I have blogged some recently about the Civil War and the handprint that it left on Charleston, South Carolina. Thanks to the Sesquecentenial Commemoration, alot of the history buzz currently eminating from the picturesque historic streets and waterways of Charleston relates to affairs from the late 1800's. With the current focus on the Civil War one may be tempted to forget about that other remarkable war in Charleston's past, the Revolutionary War.

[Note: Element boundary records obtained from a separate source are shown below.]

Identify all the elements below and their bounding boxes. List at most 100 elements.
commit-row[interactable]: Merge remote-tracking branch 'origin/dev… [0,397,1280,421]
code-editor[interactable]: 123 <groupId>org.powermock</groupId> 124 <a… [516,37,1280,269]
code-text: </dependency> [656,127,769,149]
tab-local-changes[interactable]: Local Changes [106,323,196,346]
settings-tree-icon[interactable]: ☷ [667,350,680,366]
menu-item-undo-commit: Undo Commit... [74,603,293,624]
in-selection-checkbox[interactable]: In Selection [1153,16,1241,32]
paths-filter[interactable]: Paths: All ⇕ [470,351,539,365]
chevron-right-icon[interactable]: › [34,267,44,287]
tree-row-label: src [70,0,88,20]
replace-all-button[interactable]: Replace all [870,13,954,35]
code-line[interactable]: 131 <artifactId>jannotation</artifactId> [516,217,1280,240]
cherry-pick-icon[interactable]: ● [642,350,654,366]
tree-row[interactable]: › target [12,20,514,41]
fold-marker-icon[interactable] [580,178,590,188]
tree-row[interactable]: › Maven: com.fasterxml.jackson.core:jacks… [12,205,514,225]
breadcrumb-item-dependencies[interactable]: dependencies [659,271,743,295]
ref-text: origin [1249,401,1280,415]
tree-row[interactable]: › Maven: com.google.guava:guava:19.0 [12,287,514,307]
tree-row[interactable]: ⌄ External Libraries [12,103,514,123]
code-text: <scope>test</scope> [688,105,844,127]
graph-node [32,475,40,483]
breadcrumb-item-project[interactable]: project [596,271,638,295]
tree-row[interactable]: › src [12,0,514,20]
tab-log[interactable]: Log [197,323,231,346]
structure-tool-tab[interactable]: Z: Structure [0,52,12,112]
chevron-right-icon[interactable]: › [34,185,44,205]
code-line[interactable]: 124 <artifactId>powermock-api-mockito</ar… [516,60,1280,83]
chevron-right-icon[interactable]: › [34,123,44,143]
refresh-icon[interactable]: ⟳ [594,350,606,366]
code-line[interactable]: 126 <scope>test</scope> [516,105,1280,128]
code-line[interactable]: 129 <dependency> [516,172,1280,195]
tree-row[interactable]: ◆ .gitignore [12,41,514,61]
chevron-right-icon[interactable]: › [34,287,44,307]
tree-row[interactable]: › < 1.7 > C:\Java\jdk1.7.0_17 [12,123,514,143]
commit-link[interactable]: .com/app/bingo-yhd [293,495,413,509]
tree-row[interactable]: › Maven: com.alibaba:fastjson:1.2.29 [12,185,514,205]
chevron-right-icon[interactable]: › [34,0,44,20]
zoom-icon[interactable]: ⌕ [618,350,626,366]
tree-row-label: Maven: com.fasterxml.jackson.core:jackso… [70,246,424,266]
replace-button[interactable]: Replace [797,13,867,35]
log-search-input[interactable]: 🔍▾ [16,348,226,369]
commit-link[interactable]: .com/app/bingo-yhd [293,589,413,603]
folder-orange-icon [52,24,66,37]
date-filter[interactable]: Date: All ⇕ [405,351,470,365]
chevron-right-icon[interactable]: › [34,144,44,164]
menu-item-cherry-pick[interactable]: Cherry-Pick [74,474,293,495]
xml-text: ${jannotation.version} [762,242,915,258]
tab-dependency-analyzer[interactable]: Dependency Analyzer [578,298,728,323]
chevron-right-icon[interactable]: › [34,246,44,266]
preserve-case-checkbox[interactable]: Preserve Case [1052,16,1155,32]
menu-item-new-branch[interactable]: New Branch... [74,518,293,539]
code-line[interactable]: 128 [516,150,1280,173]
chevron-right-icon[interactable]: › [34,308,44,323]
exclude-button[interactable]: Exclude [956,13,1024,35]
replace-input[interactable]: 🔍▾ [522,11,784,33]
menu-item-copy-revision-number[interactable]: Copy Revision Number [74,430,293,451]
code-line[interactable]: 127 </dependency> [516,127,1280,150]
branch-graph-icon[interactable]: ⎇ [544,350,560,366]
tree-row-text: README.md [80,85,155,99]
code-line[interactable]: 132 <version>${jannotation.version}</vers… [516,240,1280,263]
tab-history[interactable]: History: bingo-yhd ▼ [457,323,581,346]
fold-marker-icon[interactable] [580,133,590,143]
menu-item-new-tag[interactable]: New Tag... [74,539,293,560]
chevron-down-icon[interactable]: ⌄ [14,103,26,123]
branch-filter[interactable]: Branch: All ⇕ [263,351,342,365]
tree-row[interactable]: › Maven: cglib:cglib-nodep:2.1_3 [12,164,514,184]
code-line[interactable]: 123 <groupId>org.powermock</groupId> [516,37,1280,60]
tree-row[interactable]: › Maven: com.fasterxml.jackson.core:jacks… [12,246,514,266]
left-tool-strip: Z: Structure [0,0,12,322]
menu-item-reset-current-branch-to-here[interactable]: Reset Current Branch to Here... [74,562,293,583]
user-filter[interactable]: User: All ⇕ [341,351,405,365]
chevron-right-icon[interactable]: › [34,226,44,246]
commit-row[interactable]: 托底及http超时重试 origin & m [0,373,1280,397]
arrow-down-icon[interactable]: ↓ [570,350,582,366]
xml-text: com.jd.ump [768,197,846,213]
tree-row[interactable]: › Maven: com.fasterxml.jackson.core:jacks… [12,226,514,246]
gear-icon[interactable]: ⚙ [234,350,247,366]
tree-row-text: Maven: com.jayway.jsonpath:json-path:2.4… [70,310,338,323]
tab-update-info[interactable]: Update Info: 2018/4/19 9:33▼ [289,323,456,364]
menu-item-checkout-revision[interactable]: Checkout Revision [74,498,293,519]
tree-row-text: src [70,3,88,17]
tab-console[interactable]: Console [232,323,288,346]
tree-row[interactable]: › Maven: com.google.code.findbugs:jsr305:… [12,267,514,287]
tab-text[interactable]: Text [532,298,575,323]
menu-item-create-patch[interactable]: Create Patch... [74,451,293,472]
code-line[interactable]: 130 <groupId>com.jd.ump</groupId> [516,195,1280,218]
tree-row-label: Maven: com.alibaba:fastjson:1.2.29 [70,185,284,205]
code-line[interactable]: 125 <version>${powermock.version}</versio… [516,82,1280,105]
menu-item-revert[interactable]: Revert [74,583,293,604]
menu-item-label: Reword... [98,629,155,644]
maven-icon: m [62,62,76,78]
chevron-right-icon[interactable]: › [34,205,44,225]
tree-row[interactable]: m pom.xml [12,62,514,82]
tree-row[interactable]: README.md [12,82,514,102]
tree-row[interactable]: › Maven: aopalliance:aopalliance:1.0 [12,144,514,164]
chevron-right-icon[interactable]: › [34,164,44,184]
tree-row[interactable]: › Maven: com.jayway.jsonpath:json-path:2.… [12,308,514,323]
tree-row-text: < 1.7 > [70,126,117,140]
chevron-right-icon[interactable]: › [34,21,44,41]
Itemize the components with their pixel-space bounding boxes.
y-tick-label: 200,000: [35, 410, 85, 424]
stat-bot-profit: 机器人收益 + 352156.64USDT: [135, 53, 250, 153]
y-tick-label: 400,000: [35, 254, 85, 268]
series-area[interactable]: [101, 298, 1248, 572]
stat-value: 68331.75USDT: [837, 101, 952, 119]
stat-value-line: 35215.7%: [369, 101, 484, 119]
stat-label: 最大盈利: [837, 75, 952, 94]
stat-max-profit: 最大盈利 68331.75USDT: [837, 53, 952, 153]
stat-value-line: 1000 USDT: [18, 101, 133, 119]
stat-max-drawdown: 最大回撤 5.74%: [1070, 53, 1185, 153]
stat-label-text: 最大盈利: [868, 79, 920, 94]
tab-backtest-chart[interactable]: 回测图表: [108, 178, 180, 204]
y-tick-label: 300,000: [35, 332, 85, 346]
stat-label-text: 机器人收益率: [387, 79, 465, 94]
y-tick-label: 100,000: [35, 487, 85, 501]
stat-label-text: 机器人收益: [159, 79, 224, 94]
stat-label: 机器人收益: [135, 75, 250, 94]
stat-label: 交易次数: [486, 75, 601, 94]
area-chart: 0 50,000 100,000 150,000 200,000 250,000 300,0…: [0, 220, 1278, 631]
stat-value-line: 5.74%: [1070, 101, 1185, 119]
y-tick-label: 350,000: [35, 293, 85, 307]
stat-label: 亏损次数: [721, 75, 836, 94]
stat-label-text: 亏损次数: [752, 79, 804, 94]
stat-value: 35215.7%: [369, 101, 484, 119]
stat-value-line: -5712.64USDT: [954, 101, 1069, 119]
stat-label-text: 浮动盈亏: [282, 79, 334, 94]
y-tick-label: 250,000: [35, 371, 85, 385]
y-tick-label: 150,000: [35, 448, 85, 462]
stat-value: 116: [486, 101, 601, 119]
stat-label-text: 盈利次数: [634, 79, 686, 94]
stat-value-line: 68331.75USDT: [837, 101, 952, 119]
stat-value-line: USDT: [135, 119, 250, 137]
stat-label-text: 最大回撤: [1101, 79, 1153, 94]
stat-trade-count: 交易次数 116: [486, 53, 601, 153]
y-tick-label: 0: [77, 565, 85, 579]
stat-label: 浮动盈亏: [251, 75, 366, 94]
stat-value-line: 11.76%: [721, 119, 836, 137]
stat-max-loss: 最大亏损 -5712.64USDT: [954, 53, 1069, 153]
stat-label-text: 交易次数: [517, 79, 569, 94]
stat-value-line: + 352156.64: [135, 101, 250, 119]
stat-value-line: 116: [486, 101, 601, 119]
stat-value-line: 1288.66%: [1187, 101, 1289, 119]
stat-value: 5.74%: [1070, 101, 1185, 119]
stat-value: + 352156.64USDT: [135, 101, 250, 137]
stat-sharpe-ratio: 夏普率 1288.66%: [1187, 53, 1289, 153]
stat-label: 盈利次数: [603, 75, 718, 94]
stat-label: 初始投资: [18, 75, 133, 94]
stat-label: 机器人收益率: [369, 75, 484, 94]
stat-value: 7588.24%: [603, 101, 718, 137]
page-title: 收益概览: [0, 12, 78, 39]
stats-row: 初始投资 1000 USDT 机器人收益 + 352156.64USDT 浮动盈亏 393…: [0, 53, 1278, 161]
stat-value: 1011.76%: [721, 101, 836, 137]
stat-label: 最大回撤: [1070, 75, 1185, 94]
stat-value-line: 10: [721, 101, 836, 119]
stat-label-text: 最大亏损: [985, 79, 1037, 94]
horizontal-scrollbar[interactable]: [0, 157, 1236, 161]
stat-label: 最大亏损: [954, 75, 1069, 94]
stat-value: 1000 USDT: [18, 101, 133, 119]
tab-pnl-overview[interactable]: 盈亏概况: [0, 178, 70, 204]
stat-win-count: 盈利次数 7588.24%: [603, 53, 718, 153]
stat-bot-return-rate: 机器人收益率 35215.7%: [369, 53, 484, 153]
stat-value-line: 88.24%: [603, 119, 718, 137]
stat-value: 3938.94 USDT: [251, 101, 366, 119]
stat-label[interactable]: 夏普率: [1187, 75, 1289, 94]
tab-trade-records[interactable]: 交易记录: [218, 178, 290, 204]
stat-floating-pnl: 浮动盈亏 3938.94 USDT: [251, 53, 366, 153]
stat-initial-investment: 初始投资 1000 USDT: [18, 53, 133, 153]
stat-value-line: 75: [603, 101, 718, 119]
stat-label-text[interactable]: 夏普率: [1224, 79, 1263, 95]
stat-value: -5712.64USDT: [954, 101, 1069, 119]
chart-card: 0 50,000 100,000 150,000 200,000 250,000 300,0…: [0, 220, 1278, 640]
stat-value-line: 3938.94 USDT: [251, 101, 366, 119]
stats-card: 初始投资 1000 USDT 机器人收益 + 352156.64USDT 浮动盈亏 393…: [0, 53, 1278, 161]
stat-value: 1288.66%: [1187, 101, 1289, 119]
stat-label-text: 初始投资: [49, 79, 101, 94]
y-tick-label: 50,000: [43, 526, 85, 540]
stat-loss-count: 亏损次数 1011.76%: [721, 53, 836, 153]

Life in Pre-Revolutionary War Charles Town was a dichotomy, the ruling class wealthy continued to accumulate wealth and status while the lower class continued to become more poverty stricken. During this time, Charles Town was the fourth largest city in the new world, ranking behind Philadelphia, New York and Boston. In order to address the needs of a rapidly growing poverty class, the churchmen of the ruling class raised taxes at an alarming rate from the 1750's to the late 1760's, and as you might imagine, this helped to make Charles Town a tinder box for revolution. Given the prominence of the city with respect to population and considering the un-rest that was building over taxation and other social and political issues it is easy to understand that when the rubber hit the road in terms of revolution, Charles Town and it's dynamic leaders would play a pivotal role in the developing conflict.
If you know anything about modern day Charleston, and you are a fan of the history of Charleston you would be somewhat less than astounded to find out that there were many eccentric and dynamic characters who would contribute in large fashion to some colorful accounts before, during and after the war for American Independence.
The stories surrounding one such Revolutionary War figure, Francis Marion, illustrate him in nearly fictional terms as a bigger-than-life action hero. The movie, The Patriot, is "loosely" based upon Marion and his role in the American victory of the late 1700's. There are colleges, universities, forests, parks, towns and highways named after Francis Marion. Part of my attraction to Marion is that the county of my home in West Virginia was named in honor of the General, Marion County. Of course, I have seen the film The Patriot easily 100 times, and along with Braveheart is among my favorites. Even though the creators of The Patriot embellished the character Benjamin Martin, the story lines do parallel to a degree the legends of the Swamp Fox, Francis Marion. It is fitting that I now drive to and from work along a by-way that was once frequented by one of my favorite Revolutionary War Characters. Each morning on my way up Highway 61 from Charleston toward my house in White Gables I picture British troops marching along the corridor only to be ambushed by Marion and his militia who then in my minds eye race on their horses until they disappear into the swampy woods surrounding the Ashley River as I cross Bacons Bridge enroute to my daytime slumber at home.
So, you might imagine how excited I was when after our weekly Saturday Evening church service at Bethany United Methodist in Summerville to drive by Azaelia Park and see a larger than life golden bronze sculpture of General Francis Marion and his steed, Ball on site for the Sculpture in the South show being held this past weekend in the park. The show was closed for the day but an extremely accomodating Summerville City Policemen who was providing after hours security allowed me to go in and take a picture of the extremely life-like statue. I think you will agree that the fury in the eyes of the horse captured by the artist, Alex Palkovich, justifies in large part the legend of Francis Marion, the Swamp Fox of the Revolutionary War.